I would like to take the contents of the G.myUglyList list here and pass it to the Outer.send() method. I do not understand why this gives a compiler error. ? extends Inner is the type I parameterize Outer with. So why is it rejecting an Inner passed to it? It wants a "? extends Inner", which isn't a type.

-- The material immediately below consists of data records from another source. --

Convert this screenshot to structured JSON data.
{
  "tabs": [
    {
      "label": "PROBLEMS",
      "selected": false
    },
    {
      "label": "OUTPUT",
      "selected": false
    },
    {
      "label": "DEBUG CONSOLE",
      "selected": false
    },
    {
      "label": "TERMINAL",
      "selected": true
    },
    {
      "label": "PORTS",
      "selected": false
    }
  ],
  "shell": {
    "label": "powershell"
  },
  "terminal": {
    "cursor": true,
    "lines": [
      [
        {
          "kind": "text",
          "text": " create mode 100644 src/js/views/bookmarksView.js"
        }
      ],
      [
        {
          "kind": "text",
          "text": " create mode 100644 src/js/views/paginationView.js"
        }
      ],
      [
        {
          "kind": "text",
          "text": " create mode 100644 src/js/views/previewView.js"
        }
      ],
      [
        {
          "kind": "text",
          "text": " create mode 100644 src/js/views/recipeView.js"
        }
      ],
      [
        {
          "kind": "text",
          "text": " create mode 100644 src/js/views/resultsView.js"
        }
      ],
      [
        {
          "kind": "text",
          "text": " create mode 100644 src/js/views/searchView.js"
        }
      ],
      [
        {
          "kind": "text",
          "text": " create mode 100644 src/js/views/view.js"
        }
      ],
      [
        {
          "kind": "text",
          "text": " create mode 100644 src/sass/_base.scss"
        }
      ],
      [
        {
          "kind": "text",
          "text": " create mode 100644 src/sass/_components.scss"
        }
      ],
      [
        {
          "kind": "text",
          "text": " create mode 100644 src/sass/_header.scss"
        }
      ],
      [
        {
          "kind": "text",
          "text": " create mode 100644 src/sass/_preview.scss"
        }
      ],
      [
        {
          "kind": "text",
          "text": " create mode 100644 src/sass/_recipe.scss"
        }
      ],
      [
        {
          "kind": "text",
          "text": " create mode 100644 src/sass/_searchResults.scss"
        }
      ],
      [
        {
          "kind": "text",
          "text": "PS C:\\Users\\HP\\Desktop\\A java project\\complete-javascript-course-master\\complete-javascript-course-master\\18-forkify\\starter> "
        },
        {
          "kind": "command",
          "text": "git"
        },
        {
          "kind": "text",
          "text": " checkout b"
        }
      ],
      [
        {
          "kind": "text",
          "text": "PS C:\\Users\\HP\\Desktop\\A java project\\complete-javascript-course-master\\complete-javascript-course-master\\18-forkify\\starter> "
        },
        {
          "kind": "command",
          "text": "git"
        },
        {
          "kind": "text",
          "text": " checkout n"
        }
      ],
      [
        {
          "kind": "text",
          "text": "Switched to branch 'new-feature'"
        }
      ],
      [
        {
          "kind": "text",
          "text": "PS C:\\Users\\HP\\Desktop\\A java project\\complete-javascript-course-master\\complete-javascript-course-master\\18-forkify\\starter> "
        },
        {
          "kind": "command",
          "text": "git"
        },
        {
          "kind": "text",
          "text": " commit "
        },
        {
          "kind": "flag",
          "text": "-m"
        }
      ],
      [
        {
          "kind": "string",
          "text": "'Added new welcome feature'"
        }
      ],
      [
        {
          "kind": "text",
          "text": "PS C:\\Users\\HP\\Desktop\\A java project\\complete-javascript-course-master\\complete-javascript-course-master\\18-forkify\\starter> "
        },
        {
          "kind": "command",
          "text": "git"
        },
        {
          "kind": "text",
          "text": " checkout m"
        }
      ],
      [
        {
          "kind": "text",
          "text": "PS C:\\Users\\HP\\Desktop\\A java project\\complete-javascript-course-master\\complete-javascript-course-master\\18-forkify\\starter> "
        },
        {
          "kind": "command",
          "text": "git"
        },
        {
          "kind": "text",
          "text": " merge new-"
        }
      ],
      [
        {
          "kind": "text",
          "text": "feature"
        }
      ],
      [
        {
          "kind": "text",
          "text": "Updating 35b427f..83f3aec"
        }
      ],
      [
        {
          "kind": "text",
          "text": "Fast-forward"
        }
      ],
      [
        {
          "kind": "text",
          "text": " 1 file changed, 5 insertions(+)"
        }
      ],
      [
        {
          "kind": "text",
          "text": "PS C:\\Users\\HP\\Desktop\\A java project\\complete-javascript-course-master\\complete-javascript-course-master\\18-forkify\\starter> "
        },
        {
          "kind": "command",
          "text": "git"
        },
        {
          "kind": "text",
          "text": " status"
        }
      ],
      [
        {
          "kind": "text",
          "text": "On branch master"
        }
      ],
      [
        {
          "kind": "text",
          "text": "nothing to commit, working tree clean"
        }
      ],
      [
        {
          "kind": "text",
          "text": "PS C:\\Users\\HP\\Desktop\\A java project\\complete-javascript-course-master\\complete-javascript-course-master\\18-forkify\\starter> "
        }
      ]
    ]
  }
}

I want the list declared as List<Outer<? extends Inner>> so it can take subtypes of Inner. (Please see the edit below for why this is)

interface Outer<T> {
    void send(T message);
}
interface Inner {}
interface Inner2 extends Inner {}

public class G {

    List<Outer<? extends Inner>> myUglyList;

    void foo() {
        Inner xxx = null;
        for (Outer<? extends Inner> outer : myUglyList) {
            outer.send(xxx); //error
        }
    }
}

I get this error:

error: method send in interface Outer<T#2> cannot be applied to given types;
required: CAP#1
found: Inner<T#1>
reason: actual argument Inner<T#1> cannot be converted to CAP#1 by method invocation conversion
where T#1,T#2 are type-variables:
T#1 extends Object declared in class G
T#2 extends Object declared in interface Outer
where CAP#1 is a fresh type-variable:
CAP#1 extends Inner<T#1> from capture of ? extends Inner<T#1>

edit: I got a lot of answers saying just make the list of type List<Outer<Inner>>, but that is incorrect. I will not be able to add subtypes of Inner if I do that. If I try to add an Outer<Inner2>, it would fail. So list must be of type List<Outer<? extends Inner>>.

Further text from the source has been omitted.